Wir begleiten die beiden über viele Jahre hinweg und erfahren, wie sie ihr Leben nach dem Krieg verbringen. Dabei ermöglichen der bildgewaltige Schreibstil und die leicht verständliche Sprache der Autorin ein tiefes Abtauchen in die Geschehnisse. Eine riesengroße Lüge, die die beiden zur Kriegszeit schützte und die ihnen als Erwachsene allerdings zum Verhängnis wird. Wir erleben, wie sie sich lieben lernen, aufgrund bestimmter Umstände eigene Wege gehen müssen, auf andere Menschen treffen und den anderen jedoch ständig im Herzen tragen. Und wie es das Schicksal will, treffen beide wieder aufeinander. Gänsehaut-Momente, in denen mitgelitten und natürlich ausreichend mitgeheult wird! Ich frage mich, was aus ihnen geworden wäre, wenn sie doch rechtzeitig die Wahrheit gesagt hätten. Die Konsequenzen ihrer verbotenen Liebe sind für mich das Hauptthema.

Das Buch ist in fünf größere Abschnitte mit jeweils kürzeren Kapiteln unterteilt, was das Lesen deutlich angenehmer macht. Große Zeitsprünge bereiten mir meistens Schwierigkeiten und mindern den Lesefluss, hier allerdings spielt das überhaupt keine Rolle, weil man ohnehin eine Seite nach der anderen lesen möchte.
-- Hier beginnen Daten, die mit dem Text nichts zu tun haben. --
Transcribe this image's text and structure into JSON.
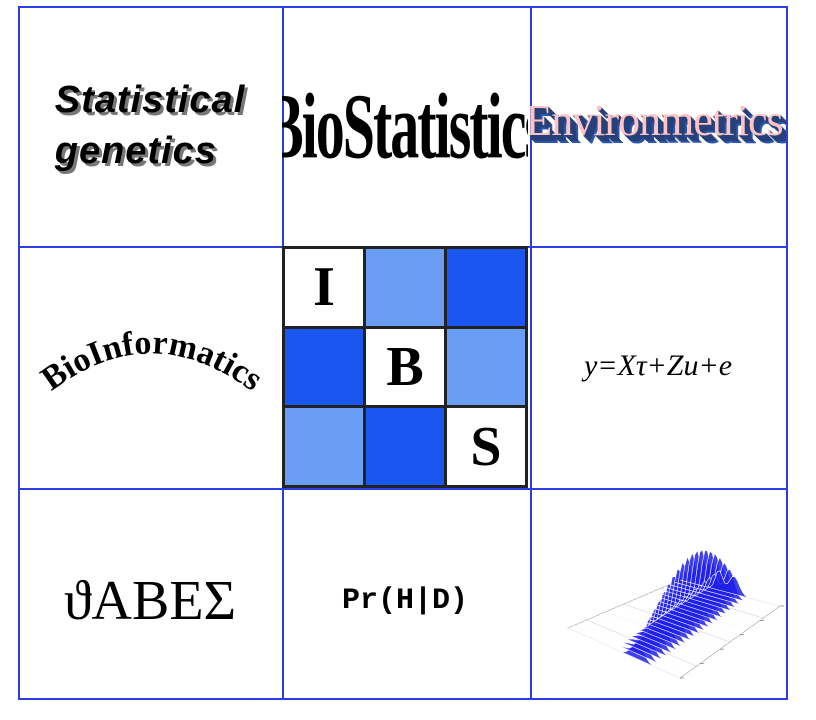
{
  "colors": {
    "grid_border": "#2b3fe0",
    "ibs_light": "#6a9df4",
    "ibs_dark": "#1a57f0",
    "ibs_white": "#ffffff"
  },
  "cells": {
    "statistical_genetics": {
      "line1": "Statistical",
      "line2": "genetics"
    },
    "biostatistics": "BioStatistics",
    "environmetrics": "Environmetrics",
    "bioinformatics": "BioInformatics",
    "formula": "y=Xτ+Zu+e",
    "greek": "ϑΑΒΕΣ",
    "probability": "Pr(H|D)"
  },
  "ibs_logo": {
    "squares": [
      {
        "letter": "I",
        "color": "#ffffff"
      },
      {
        "letter": "",
        "color": "#6a9df4"
      },
      {
        "letter": "",
        "color": "#1a57f0"
      },
      {
        "letter": "",
        "color": "#1a57f0"
      },
      {
        "letter": "B",
        "color": "#ffffff"
      },
      {
        "letter": "",
        "color": "#6a9df4"
      },
      {
        "letter": "",
        "color": "#6a9df4"
      },
      {
        "letter": "",
        "color": "#1a57f0"
      },
      {
        "letter": "S",
        "color": "#ffffff"
      }
    ]
  },
  "surface_plot": {
    "icon": "3d-density-surface-icon"
  }
}
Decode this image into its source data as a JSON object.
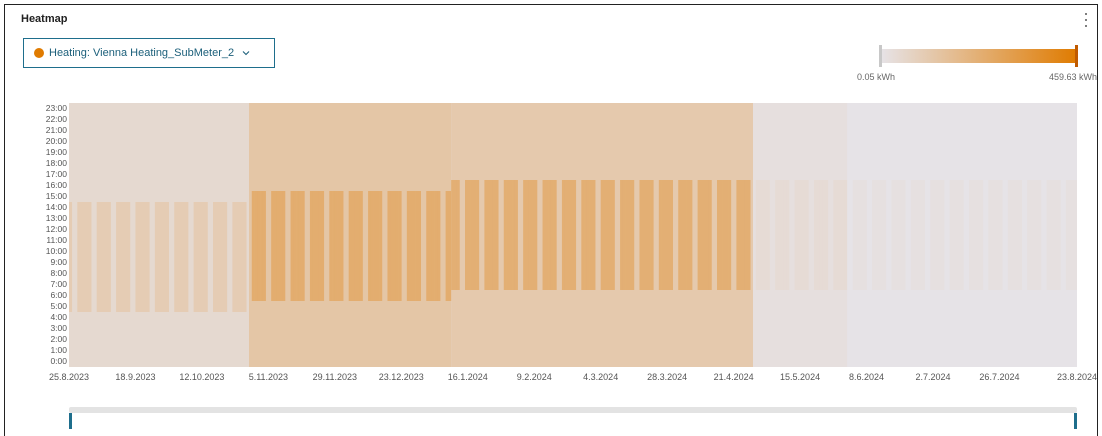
{
  "panel": {
    "title": "Heatmap"
  },
  "selector": {
    "label": "Heating: Vienna Heating_SubMeter_2",
    "color": "#e07b00"
  },
  "legend": {
    "min_label": "0.05 kWh",
    "max_label": "459.63 kWh",
    "color_low": "#e6e3e7",
    "color_high": "#e07b00"
  },
  "chart_data": {
    "type": "heatmap",
    "title": "",
    "xlabel": "",
    "ylabel": "",
    "x_start": "25.8.2023",
    "x_end": "23.8.2024",
    "y_categories": [
      "0:00",
      "1:00",
      "2:00",
      "3:00",
      "4:00",
      "5:00",
      "6:00",
      "7:00",
      "8:00",
      "9:00",
      "10:00",
      "11:00",
      "12:00",
      "13:00",
      "14:00",
      "15:00",
      "16:00",
      "17:00",
      "18:00",
      "19:00",
      "20:00",
      "21:00",
      "22:00",
      "23:00"
    ],
    "x_tick_labels": [
      "25.8.2023",
      "18.9.2023",
      "12.10.2023",
      "5.11.2023",
      "29.11.2023",
      "23.12.2023",
      "16.1.2024",
      "9.2.2024",
      "4.3.2024",
      "28.3.2024",
      "21.4.2024",
      "15.5.2024",
      "8.6.2024",
      "2.7.2024",
      "26.7.2024",
      "23.8.2024"
    ],
    "value_range": [
      0.05,
      459.63
    ],
    "unit": "kWh",
    "periods": [
      {
        "from": "25.8.2023",
        "to": "29.10.2023",
        "night_level": 0.1,
        "day_level": 0.22,
        "day_hours": [
          5,
          14
        ]
      },
      {
        "from": "29.10.2023",
        "to": "10.1.2024",
        "night_level": 0.28,
        "day_level": 0.52,
        "day_hours": [
          6,
          15
        ]
      },
      {
        "from": "10.1.2024",
        "to": "28.4.2024",
        "night_level": 0.25,
        "day_level": 0.5,
        "day_hours": [
          7,
          16
        ]
      },
      {
        "from": "28.4.2024",
        "to": "1.6.2024",
        "night_level": 0.04,
        "day_level": 0.08,
        "day_hours": [
          7,
          16
        ]
      },
      {
        "from": "1.6.2024",
        "to": "23.8.2024",
        "night_level": 0.0,
        "day_level": 0.03,
        "day_hours": [
          7,
          16
        ]
      }
    ]
  },
  "range_slider": {
    "start_fraction": 0.0,
    "end_fraction": 1.0
  }
}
Ich muss gestehen, dass ich trotzdem eine Weile für diesen Roman brauchte, weil ich ihn hin und wieder zur Seite legen und über das Gelesene nachdenken musste. Allerdings denke ich, dass die Autorin das freut, denn schließlich geht es hierbei um ein wichtiges Thema. Man merkt, dass Lilli Beck viel diesbezüglich recherchiert hat. Das war definitiv nicht mein letztes Buch von ihr.

Fazit: Ein sehr ergreifendes und dramatisches Zeitzeugnis der deutschen Geschichte!